On November 6, Florida voters will decide the fate of a constitutional amendment that would require a supermajority vote (two-thirds) of the Legislature to increase a state tax or fee, institute a new state tax or fee or eliminate a tax exemption or credit. This type of threshold makes it harder to raise revenue, as we’ve seen in other states that require a supermajority vote, which can lead to cuts in critical programs and services, like public education. A prime example of the harmful effects of a supermajority requirement can be seen in Oklahoma’s education system.

In 1992, Oklahoma enacted a similar requirement (three-quarters vote) for tax increases. Until March 2018, the state had not once reached that threshold.  This has largely impacted public education in Oklahoma. According to the nonpartisan OK Policy Institute, the state’s public education funding decreased by nearly $180 million over the past decade, while K-12 enrollment has grown by over 50,000 students during that same time period. Investment would have to increase by over $1.1 billion, noted the Institute, to bring Oklahoma in line with the current national average for per pupil spending.

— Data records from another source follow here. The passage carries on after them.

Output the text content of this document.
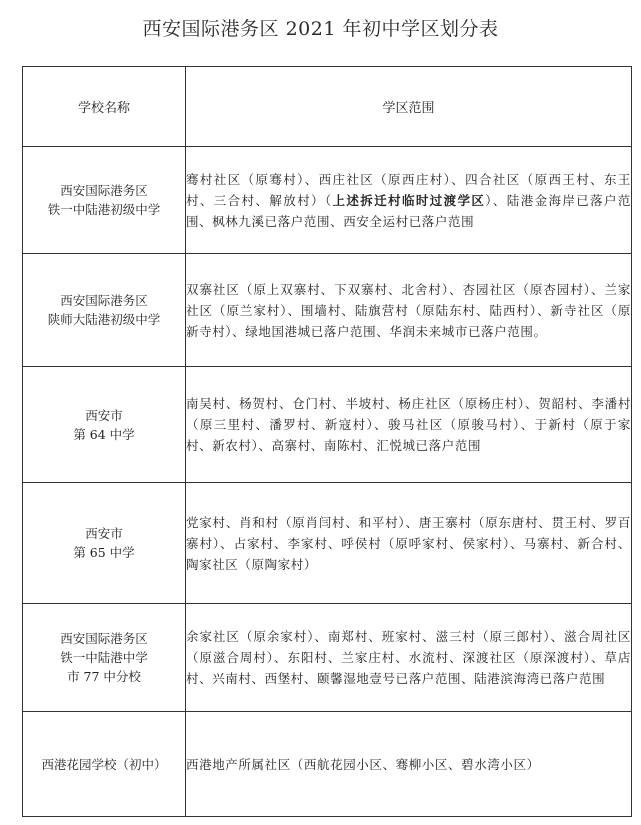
西安国际港务区 2021 年初中学区划分表
学校名称	学区范围

西安国际港务区
铁一中陆港初级中学	骞村社区（原骞村）、西庄社区（原西庄村）、四合社区（原西王村、东王村、三合村、解放村）（上述拆迁村临时过渡学区）、陆港金海岸已落户范围、枫林九溪已落户范围、西安全运村已落户范围

西安国际港务区
陕师大陆港初级中学	双寨社区（原上双寨村、下双寨村、北舍村）、杏园社区（原杏园村）、兰家社区（原兰家村）、围墙村、陆旗营村（原陆东村、陆西村）、新寺社区（原新寺村）、绿地国港城已落户范围、华润未来城市已落户范围。

西安市
第 64 中学	南吴村、杨贺村、仓门村、半坡村、杨庄社区（原杨庄村）、贺韶村、李潘村（原三里村、潘罗村、新寇村）、骏马社区（原骏马村）、于新村（原于家村、新农村）、高寨村、南陈村、汇悦城已落户范围

西安市
第 65 中学	党家村、肖和村（原肖闫村、和平村）、唐王寨村（原东唐村、贯王村、罗百寨村）、占家村、李家村、呼侯村（原呼家村、侯家村）、马寨村、新合村、陶家社区（原陶家村）

西安国际港务区
铁一中陆港中学
市 77 中分校	余家社区（原余家村）、南郑村、班家村、滋三村（原三郎村）、滋合周社区（原滋合周村）、东阳村、兰家庄村、水流村、深渡社区（原深渡村）、草店村、兴南村、西堡村、颐馨湿地壹号已落户范围、陆港滨海湾已落户范围

西港花园学校（初中）	西港地产所属社区（西航花园小区、骞柳小区、碧水湾小区）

Oklahoma’s teachers went a decade without a single salary increase. This forced many teachers to quit their jobs and move out of the state, creating an overall shortage of educators, overcrowded classrooms and overworked teachers. As a result, educators staged a statewide walk-out on April 2.  The protest lasted for nine days with the goal of bringing a salary increase for teachers and more funding for schools. Although the state Legislature had recently attempted to provide some relief by granting educators a $6,000 raise, this barely made a significant dent, as it came on the heels of years of cuts. Alice Priest, president of the Oklahoma Education Association, tweeted that “While the half billion dollar investment represented major progress, it “will not undo a decade of neglect.”

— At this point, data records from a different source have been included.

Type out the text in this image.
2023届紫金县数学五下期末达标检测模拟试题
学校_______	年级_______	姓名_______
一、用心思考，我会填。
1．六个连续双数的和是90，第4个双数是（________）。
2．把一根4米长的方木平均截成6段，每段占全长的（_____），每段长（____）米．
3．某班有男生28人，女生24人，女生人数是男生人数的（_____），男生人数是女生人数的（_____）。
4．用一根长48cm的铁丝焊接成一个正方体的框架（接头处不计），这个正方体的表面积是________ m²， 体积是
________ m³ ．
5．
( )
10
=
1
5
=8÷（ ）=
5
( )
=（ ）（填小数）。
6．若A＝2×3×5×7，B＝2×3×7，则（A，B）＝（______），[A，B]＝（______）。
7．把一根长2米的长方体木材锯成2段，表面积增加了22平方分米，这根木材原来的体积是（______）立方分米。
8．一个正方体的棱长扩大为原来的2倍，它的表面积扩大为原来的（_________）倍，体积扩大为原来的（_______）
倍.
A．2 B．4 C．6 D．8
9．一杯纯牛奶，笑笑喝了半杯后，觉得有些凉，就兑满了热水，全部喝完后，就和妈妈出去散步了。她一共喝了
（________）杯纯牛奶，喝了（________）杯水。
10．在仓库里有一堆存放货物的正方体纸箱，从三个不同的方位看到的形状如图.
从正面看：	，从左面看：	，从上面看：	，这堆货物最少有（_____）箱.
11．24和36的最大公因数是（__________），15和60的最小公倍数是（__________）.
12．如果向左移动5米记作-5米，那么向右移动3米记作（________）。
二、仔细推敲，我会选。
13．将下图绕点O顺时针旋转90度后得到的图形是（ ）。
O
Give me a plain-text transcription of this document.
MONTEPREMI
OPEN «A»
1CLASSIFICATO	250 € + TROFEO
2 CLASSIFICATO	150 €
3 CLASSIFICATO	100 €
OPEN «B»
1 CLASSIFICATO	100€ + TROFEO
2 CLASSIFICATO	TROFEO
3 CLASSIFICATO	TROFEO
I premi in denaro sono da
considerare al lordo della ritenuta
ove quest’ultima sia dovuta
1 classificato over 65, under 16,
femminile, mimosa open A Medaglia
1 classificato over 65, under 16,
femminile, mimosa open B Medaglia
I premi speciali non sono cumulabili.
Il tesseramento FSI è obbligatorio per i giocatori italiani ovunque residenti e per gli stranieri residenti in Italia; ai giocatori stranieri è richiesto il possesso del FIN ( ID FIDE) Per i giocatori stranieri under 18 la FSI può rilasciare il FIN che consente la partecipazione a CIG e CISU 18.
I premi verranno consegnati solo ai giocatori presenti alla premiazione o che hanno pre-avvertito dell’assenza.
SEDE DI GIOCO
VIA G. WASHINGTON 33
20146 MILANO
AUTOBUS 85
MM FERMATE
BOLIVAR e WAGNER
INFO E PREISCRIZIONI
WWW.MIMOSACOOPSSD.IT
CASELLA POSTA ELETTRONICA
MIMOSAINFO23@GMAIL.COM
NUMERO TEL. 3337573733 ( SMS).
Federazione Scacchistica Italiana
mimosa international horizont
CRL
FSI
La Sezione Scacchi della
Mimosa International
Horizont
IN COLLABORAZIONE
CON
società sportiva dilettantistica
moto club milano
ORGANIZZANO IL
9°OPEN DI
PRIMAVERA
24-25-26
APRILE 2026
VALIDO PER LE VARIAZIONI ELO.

Whether or not Florida will end up in the same situation as Oklahoma is impossible to predict; many of the conditions leading up to the teacher walkout, however, are already present in Florida. For instance, per pupil funding is far below the pre-recession level when accounting for inflation. The FY 2018-19 budget would’ve had to increase funding by more than $900 per student to match the amount appropriated in FY 2007-08. Our state also ranks near the bottom of the list when it comes to attracting and training teachers. Add to that the potential for further, deep cuts if Florida approves the supermajority requirement, which should certainly be cause for concern. K-12 education is not the only service area that took a hit in Oklahoma.  Higher education, health care and other public services experienced deep cuts as lawmakers struggled to raise revenue.

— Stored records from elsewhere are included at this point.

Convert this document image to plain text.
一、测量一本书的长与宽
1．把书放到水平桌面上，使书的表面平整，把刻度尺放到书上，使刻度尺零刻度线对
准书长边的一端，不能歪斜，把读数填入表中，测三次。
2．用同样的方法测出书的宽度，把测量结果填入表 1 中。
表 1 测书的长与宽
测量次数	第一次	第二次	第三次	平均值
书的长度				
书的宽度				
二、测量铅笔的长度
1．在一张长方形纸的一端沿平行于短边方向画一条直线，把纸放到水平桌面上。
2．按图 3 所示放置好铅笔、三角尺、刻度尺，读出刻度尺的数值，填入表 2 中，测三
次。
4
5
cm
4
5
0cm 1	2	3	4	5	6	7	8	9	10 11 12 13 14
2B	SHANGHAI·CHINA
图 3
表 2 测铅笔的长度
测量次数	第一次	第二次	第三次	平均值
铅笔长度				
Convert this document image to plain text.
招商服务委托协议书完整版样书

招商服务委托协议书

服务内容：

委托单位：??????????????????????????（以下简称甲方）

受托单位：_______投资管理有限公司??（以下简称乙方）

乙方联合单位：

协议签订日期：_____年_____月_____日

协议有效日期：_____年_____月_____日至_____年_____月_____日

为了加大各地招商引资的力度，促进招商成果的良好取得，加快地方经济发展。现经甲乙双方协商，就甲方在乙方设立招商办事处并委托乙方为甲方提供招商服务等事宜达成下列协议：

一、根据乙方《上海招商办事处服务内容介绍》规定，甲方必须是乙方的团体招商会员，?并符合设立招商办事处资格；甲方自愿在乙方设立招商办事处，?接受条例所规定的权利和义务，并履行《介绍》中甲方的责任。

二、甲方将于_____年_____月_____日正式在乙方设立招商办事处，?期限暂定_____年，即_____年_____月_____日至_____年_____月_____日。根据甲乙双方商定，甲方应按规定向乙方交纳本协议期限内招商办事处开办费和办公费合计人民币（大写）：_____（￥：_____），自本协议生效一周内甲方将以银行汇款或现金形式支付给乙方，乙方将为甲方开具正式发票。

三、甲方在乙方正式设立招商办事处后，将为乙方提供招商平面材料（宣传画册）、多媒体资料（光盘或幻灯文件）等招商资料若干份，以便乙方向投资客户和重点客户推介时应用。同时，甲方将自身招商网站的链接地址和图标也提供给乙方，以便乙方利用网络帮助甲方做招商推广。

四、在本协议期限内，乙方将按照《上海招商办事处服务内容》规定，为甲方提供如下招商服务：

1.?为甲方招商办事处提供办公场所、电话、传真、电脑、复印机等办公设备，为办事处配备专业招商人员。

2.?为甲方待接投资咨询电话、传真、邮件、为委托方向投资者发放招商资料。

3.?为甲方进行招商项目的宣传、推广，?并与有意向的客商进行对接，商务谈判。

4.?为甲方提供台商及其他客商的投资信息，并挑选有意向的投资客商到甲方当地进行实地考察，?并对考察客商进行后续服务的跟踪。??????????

As the Sunshine State considers a supermajority requirement, it’s worth noting that Florida’s rankings on key benchmarks associated with residents’ health and well-being are already very low. For example, Florida ranks 50th for public services investment, 40th for overall child welfare and 46th for rate of residents with health insurance. To improve on those rankings, Florida would have to make greater economic investments in those aforementioned programs, which would often require raising revenue. With an imposed two-third threshold and a highly polarized state Legislature, it would be improbable, if not impossible, to support and improve these programs and services. Florida needs the flexibility to swiftly respond to unexpected changes in budget requests. A supermajority requirement would get rid of such advantage.